Philip St-Jean, le fils d’Eugène, partage l’histoire que son père lui a racontée.
Le père d’Eugène, Albert St-Jean, louait l’ile au gouvernement ontarien pour 10 $ par année. Il aurait pu l’acheter pour 0,50 $ l’acre, note Philip St-Jean. Il y laissait ses moutons tout l’été, car l’ile présentait deux gros avantages : pas besoin de clôture et pas de prédateurs. Les animaux pouvaient manger sans s’inquiéter et boire l’eau du lac.
Le plus grand défi était de faire traverser sa centaine de moutons au printemps. Eugène se souvient, quand il avait 6 ans, que son père et son frère ainé, Léonide, ont construit un «scow», ou bateau plat sans voile ni moteur, de 20 pieds par 30 pieds. Ils l’ont construit «dans le creek à Rainville», au bout de la terre de Marjoric Brouillette, car le ruisseau donnait accès au lac Nipissing. La construction a duré deux semaines.

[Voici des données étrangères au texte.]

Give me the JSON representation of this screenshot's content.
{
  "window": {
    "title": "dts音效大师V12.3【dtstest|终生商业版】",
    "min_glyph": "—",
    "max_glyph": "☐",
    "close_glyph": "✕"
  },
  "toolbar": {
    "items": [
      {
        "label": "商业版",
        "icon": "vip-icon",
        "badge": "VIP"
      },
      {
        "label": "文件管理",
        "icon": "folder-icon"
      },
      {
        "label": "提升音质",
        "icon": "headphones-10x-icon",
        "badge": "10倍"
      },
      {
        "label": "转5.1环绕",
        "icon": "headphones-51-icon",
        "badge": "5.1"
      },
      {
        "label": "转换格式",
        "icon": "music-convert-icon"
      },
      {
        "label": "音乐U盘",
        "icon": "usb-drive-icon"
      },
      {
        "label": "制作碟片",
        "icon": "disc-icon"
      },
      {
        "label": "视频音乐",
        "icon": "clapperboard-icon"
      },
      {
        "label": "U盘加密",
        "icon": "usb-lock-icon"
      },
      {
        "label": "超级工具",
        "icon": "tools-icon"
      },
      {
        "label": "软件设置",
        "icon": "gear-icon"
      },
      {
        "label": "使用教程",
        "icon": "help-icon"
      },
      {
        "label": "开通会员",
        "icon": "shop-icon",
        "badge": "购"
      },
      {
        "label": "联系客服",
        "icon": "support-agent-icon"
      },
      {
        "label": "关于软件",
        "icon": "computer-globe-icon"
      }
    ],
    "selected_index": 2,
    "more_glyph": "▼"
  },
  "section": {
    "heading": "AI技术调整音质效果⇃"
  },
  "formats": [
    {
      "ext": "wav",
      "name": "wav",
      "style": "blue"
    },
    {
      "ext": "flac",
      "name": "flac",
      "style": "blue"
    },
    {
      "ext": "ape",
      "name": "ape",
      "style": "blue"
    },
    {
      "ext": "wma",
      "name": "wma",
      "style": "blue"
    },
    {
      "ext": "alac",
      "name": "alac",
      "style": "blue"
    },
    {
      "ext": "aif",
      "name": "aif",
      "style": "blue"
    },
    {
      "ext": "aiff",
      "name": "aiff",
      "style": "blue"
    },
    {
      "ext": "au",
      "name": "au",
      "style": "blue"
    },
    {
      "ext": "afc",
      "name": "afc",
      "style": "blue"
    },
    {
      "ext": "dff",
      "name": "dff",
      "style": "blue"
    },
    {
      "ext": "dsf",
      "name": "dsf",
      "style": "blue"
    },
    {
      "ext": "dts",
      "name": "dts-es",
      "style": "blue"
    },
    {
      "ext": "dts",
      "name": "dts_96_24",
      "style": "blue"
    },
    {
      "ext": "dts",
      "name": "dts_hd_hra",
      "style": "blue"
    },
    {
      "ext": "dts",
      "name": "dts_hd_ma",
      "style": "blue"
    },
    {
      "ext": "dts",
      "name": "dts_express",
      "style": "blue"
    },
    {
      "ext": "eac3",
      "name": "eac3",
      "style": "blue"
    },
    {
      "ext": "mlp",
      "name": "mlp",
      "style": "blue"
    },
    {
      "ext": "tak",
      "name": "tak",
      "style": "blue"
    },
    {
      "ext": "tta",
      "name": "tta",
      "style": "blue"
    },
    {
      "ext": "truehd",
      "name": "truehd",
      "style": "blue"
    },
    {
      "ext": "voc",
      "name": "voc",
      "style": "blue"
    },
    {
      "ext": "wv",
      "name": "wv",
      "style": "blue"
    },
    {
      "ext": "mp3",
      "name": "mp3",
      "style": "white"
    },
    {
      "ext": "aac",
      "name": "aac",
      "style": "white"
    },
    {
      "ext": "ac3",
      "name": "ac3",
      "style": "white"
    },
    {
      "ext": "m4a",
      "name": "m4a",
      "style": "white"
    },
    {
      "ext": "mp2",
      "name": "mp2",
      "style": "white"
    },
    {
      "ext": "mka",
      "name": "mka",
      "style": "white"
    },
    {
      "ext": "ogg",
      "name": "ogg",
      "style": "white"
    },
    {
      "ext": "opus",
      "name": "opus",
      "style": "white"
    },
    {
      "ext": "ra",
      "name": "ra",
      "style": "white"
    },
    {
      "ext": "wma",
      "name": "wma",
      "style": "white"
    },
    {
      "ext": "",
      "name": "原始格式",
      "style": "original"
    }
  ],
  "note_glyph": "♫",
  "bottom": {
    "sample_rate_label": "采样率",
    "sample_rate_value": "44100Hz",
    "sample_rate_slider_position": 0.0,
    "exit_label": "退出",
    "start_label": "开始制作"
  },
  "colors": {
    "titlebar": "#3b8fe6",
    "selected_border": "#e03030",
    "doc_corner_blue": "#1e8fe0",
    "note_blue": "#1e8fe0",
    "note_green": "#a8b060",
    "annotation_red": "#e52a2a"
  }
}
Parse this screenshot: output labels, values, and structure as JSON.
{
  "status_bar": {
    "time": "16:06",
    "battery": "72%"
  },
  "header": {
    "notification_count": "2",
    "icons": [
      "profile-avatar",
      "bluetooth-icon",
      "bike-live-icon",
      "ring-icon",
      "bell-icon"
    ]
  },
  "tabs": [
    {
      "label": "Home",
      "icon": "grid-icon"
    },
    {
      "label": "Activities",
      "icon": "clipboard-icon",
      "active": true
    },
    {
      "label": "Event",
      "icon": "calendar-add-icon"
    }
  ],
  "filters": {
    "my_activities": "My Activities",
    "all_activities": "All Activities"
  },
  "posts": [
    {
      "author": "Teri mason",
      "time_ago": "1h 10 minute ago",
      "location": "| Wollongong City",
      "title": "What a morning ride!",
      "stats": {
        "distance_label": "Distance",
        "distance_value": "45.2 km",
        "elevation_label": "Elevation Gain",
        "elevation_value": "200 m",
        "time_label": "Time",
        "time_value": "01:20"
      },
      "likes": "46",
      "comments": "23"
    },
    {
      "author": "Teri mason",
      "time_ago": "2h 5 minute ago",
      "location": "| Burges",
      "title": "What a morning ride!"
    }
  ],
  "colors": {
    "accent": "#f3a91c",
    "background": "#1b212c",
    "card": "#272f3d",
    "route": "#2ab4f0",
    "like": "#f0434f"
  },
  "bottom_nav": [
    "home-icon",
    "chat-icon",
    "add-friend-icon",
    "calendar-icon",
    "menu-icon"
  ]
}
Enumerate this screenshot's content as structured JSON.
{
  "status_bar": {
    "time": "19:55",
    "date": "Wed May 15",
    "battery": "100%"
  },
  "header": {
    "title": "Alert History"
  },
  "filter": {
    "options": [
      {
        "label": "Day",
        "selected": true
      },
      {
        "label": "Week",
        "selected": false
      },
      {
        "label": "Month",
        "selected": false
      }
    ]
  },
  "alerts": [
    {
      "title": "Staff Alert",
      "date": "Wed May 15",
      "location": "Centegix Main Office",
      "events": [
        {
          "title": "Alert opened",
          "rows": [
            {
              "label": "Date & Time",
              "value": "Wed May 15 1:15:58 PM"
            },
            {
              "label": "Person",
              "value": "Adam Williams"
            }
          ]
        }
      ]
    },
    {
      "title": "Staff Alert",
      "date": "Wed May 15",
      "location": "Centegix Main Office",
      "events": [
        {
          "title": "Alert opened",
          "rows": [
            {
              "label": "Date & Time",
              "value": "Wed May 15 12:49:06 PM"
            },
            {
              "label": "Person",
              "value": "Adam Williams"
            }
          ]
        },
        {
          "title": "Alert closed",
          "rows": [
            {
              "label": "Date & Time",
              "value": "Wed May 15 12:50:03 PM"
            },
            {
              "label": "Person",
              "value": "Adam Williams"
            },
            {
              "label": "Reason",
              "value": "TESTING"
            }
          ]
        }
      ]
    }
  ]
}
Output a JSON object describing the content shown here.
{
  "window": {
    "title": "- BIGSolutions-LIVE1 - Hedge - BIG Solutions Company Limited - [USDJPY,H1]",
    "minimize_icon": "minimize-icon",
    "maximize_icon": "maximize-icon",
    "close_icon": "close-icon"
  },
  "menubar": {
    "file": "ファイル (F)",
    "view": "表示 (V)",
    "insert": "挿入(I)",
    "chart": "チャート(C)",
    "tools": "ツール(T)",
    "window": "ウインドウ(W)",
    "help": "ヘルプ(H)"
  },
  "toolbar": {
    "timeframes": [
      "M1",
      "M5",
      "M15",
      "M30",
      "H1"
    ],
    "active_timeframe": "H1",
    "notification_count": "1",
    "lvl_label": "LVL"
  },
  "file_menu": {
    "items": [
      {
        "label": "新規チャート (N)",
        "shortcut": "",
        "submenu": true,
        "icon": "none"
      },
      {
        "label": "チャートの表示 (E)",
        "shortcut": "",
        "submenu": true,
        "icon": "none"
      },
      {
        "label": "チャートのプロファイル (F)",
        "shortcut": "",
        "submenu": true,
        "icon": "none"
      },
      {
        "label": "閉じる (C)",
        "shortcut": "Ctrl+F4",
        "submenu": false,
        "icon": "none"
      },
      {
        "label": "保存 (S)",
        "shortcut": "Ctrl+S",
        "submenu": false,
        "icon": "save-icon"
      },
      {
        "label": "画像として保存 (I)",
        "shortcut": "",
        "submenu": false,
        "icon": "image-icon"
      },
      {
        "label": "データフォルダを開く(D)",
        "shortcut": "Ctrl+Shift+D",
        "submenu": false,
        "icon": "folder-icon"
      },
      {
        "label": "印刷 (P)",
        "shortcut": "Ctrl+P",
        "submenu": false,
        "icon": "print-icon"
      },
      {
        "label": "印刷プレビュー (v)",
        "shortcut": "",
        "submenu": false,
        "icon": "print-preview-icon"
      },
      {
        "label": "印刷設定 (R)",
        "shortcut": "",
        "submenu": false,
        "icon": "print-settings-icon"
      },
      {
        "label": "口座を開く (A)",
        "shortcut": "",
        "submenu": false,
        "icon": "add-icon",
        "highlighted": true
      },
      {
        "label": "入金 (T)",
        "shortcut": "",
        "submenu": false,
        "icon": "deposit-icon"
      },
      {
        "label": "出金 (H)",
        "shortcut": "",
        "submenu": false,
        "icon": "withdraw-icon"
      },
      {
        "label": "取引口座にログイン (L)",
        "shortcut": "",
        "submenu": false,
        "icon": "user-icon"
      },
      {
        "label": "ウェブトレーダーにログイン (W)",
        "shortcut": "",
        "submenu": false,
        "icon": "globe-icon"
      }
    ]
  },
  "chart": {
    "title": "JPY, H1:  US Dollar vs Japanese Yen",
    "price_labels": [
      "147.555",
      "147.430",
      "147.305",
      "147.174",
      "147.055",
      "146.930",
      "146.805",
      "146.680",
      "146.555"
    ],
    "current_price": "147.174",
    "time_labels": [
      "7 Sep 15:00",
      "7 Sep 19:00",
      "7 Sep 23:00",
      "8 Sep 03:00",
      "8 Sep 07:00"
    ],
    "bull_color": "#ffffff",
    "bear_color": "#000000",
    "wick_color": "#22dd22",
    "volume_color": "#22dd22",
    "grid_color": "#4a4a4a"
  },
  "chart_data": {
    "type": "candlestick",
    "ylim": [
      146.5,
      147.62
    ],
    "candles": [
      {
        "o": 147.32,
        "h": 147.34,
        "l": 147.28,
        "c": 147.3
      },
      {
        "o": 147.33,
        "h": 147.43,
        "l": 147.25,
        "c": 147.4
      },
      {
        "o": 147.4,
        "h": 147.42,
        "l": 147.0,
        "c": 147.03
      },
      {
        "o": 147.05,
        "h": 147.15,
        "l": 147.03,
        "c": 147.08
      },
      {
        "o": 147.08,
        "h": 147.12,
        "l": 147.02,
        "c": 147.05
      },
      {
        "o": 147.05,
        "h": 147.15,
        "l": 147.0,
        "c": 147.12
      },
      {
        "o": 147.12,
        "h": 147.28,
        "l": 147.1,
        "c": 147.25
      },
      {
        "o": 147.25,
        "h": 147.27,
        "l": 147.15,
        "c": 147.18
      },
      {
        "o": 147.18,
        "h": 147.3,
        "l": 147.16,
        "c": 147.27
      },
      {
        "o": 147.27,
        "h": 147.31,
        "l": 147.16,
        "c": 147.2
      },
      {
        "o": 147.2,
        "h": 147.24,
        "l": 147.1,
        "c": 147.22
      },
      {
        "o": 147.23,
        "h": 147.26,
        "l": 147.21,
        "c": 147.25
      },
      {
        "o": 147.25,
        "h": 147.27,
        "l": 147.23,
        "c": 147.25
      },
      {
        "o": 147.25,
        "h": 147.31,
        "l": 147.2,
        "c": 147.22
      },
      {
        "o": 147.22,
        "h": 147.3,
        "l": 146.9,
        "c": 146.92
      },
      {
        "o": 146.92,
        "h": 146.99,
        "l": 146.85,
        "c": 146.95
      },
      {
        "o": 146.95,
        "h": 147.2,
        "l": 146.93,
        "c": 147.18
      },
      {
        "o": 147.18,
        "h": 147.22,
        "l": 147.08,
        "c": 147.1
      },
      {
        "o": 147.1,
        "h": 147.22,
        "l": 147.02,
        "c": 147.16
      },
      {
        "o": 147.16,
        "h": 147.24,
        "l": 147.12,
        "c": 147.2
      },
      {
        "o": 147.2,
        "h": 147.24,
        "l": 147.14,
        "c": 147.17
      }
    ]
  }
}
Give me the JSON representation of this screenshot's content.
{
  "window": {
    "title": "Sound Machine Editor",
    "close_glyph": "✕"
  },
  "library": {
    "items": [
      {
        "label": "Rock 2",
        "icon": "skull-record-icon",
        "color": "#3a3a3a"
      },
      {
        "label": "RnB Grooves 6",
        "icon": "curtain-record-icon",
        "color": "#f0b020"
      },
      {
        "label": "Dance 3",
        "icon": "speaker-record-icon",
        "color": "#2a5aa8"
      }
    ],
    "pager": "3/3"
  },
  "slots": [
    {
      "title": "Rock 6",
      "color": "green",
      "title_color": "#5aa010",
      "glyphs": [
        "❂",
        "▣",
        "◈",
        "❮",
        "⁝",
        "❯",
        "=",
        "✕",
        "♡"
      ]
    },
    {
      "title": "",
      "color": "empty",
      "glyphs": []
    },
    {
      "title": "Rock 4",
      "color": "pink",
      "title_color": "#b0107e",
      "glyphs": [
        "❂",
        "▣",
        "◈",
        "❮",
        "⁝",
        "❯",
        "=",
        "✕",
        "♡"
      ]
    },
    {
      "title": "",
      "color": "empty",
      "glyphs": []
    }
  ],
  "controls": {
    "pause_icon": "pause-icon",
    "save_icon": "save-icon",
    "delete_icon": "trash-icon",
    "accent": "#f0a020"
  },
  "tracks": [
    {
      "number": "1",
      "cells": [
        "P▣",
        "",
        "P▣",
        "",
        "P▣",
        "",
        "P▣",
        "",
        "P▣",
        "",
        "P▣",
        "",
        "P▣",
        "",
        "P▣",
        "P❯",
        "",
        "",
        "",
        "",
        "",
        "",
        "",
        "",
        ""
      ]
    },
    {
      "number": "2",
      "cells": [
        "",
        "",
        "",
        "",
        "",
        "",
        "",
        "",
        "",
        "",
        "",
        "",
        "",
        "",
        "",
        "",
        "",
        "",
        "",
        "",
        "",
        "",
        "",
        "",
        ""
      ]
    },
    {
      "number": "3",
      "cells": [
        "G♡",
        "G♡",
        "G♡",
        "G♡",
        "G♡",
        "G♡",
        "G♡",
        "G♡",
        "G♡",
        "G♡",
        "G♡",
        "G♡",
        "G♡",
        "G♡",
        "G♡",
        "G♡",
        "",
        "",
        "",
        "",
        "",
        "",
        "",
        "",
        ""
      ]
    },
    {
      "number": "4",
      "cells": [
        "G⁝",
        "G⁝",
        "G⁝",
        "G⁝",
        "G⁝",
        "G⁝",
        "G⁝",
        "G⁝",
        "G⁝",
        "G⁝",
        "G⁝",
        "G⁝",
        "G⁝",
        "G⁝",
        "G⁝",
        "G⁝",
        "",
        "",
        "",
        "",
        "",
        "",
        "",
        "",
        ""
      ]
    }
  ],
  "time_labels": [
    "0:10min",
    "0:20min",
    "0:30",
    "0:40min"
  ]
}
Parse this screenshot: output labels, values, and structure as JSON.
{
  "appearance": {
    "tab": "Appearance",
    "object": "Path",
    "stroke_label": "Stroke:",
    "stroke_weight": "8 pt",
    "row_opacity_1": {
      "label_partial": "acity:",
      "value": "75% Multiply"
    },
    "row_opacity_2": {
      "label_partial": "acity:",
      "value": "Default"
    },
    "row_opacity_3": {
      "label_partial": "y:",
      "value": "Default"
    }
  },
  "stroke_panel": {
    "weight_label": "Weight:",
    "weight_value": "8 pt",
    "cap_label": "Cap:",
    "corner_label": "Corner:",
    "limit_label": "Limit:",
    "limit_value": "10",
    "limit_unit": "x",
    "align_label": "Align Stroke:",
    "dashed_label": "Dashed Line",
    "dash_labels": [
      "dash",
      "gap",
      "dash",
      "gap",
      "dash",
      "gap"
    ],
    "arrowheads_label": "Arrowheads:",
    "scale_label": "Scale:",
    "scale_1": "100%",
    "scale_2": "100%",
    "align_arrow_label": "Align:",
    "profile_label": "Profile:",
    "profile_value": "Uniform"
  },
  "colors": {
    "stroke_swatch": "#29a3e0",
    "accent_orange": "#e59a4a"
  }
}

La traversée, faite avec l’aide d’un petit moteur de 2 chevaux-vapeur emprunté à un ami, durait une heure et demie.

Albert St-Jean laissait ses moutons sur l’ile tout l’été. Il y retournait environ une fois par mois pour donner du sel aux moutons «pour les garder apprivoiser de façon à ce qu’ils soient moins difficiles à rembarquer à l’automne», explique Eugène St-Jean.
À l’automne, il remettait les moutons sur le «scow», les tondait pour vendre la laine et vendait les moutons. Souvent, c’était une famille juive de la région de Toronto qui les achetait et qui venait les chercher avec de gros camions. Albert St-Jean pouvait empocher 3,50 $ par moutons.
Au fil des années, le radeau flottait de moins en moins bien. Eugène et deux de ses frères, Floriant et Donat, avaient la responsabilité de rejeter l’eau qui s’infiltrait avec des sceaux lors du trajet du retour à l’automne. Par contre, après une heure et demie de cet exercice, ils n’en pouvaient plus et ont décidé d’attendre d’avoir accosté pour terminer.
Mauvaise décision. Le radeau a coulé à 200 pieds de la rive. Tous les moutons ont pu rejoindre la terre ferme, malgré le poids de leur laine imbibée d’eau. La perte du radeau a marqué la fin des moutons sur l’Île-aux-chênes.